A revolution for all
Furthermore, there is a space in the revolution for the rights of all people, and not only for the Lebanese. Establishing the shared interests of all workers living in the country will be crucial for the fight against the entrenched racism in Lebanese society. This is the moment to advance anti-racist, feminist and queer discourses and practices of solidarity and to create connections between all groups suffering under the current social and political system and the wider public: from domestic workers, to refugees, to the LGBTIQ community, etc...
Furthermore, we have seen already a fast developing local political organising as well as cross regional coordination with alternative communication networks and new independent alternative media which are decentralising the power structures in the country and solidifying the movement without having to become a uniform or homogeneous one.
The media will be a crucial aspect of the confrontation since Lebanese media is completely controlled by the same ruling establishment with varying political agendas and have actively contributed to the protection of the corrupt ruling forces and often been the spearhead of hate speech, sectarianism, and the cult of leaders.
From Chile to Iraq, passing by Algeria and Sudan, and many other places, we are seeing leaderless movements sparked by anger, frustration at the levels of injustice, unaccountability, and utter disdain from those in power towards people and environment. Iraq and Lebanon share the fact that sectarianism has been the weapon used to divide and rule over people. But it was people's livelihood, taxes that target the poor while the rich can evade any fiscal responsibility, the absence of rights and care in exchange for these taxes, that made people rise in what can be described as a class uprising.

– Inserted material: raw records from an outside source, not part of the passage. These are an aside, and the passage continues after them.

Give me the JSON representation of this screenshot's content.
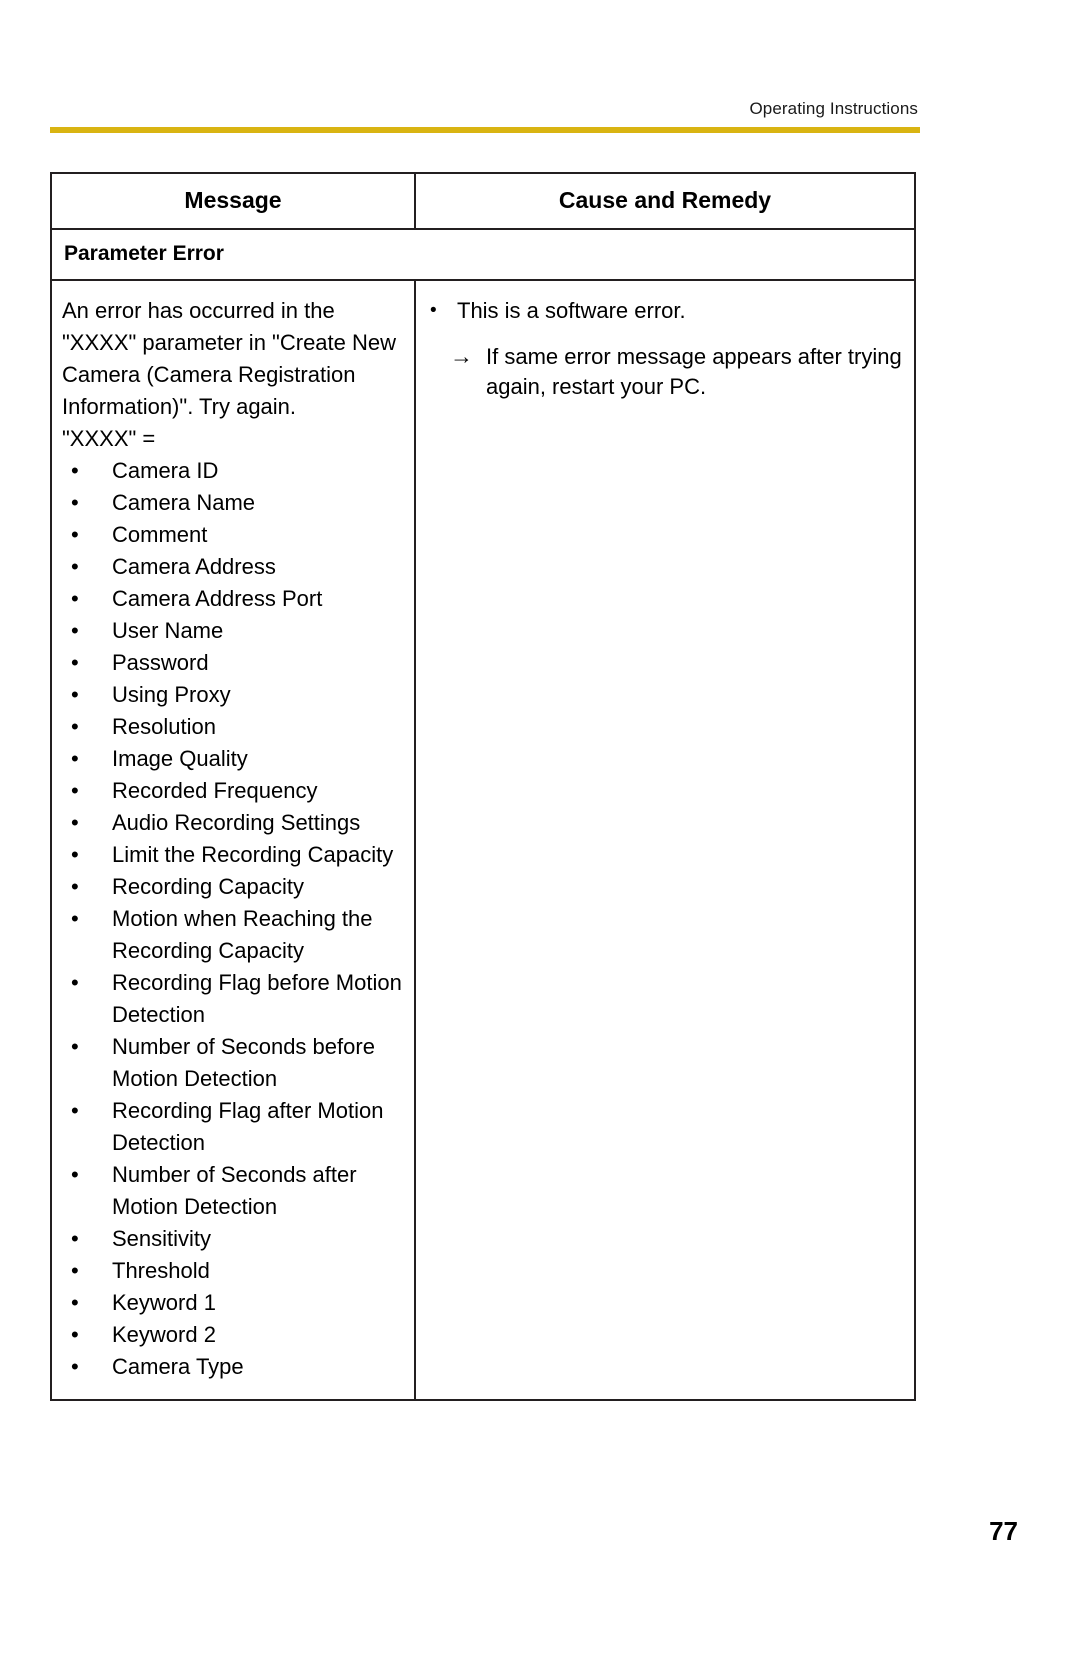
{
  "header": {
    "title": "Operating Instructions",
    "rule_color": "#d9b412"
  },
  "table": {
    "columns": [
      {
        "label": "Message"
      },
      {
        "label": "Cause and Remedy"
      }
    ],
    "section_title": "Parameter Error",
    "message": {
      "paragraph": "An error has occurred in the \"XXXX\" parameter in \"Create New Camera (Camera Registration Information)\". Try again.",
      "legend": "\"XXXX\" =",
      "bullet_marker": "•",
      "items": [
        "Camera ID",
        "Camera Name",
        "Comment",
        "Camera Address",
        "Camera Address Port",
        "User Name",
        "Password",
        "Using Proxy",
        "Resolution",
        "Image Quality",
        "Recorded Frequency",
        "Audio Recording Settings",
        "Limit the Recording Capacity",
        "Recording Capacity",
        "Motion when Reaching the Recording Capacity",
        "Recording Flag before Motion Detection",
        "Number of Seconds before Motion Detection",
        "Recording Flag after Motion Detection",
        "Number of Seconds after Motion Detection",
        "Sensitivity",
        "Threshold",
        "Keyword 1",
        "Keyword 2",
        "Camera Type"
      ]
    },
    "cause_and_remedy": {
      "bullet_marker": "•",
      "bullet_text": "This is a software error.",
      "arrow_marker": "→",
      "arrow_text": "If same error message appears after trying again, restart your PC."
    }
  },
  "footer": {
    "page_number": "77"
  }
}
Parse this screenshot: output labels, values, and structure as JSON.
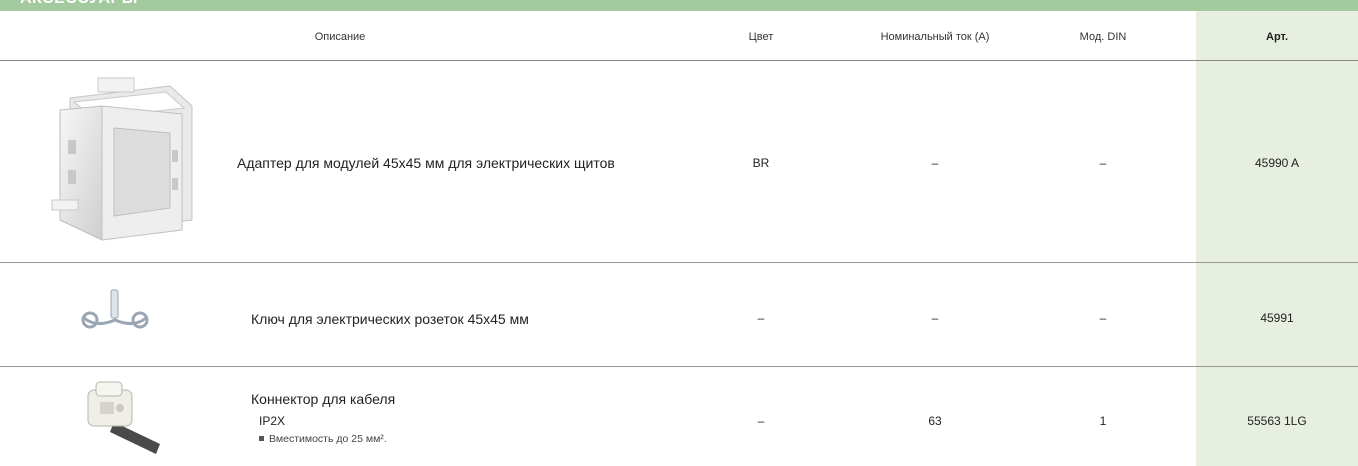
{
  "section": {
    "title": "АКСЕССУАРЫ"
  },
  "header": {
    "description": "Описание",
    "color": "Цвет",
    "current": "Номинальный ток (А)",
    "din": "Мод. DIN",
    "article": "Арт."
  },
  "rows": [
    {
      "image_icon": "frame-adapter-icon",
      "description": "Адаптер для модулей 45х45 мм для электрических щитов",
      "color": "BR",
      "current": "–",
      "din": "–",
      "article": "45990 A"
    },
    {
      "image_icon": "socket-key-icon",
      "description": "Ключ для электрических розеток 45х45 мм",
      "color": "–",
      "current": "–",
      "din": "–",
      "article": "45991"
    },
    {
      "image_icon": "cable-connector-icon",
      "description": "Коннектор для кабеля",
      "sub_line": "IP2X",
      "bullet": "Вместимость до 25 мм².",
      "color": "–",
      "current": "63",
      "din": "1",
      "article": "55563 1LG"
    }
  ],
  "colors": {
    "banner": "#a3c99e",
    "article_column": "#e7efe1",
    "divider": "#888888"
  }
}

Today it is a struggle over meanings: the meaning of citizenship, of class and sect, of resistance, of imperialism, of religion, etc. But it is also a struggle against the dark cloud of failure, that feeling of demotivation when power pushes us into a fight of attrition, into depletion and disappointment. There is no quick gratification, this will be long, and a regime as old as the Lebanese one will not go without a fight. But for now many seem to be more than ready to face the challenge.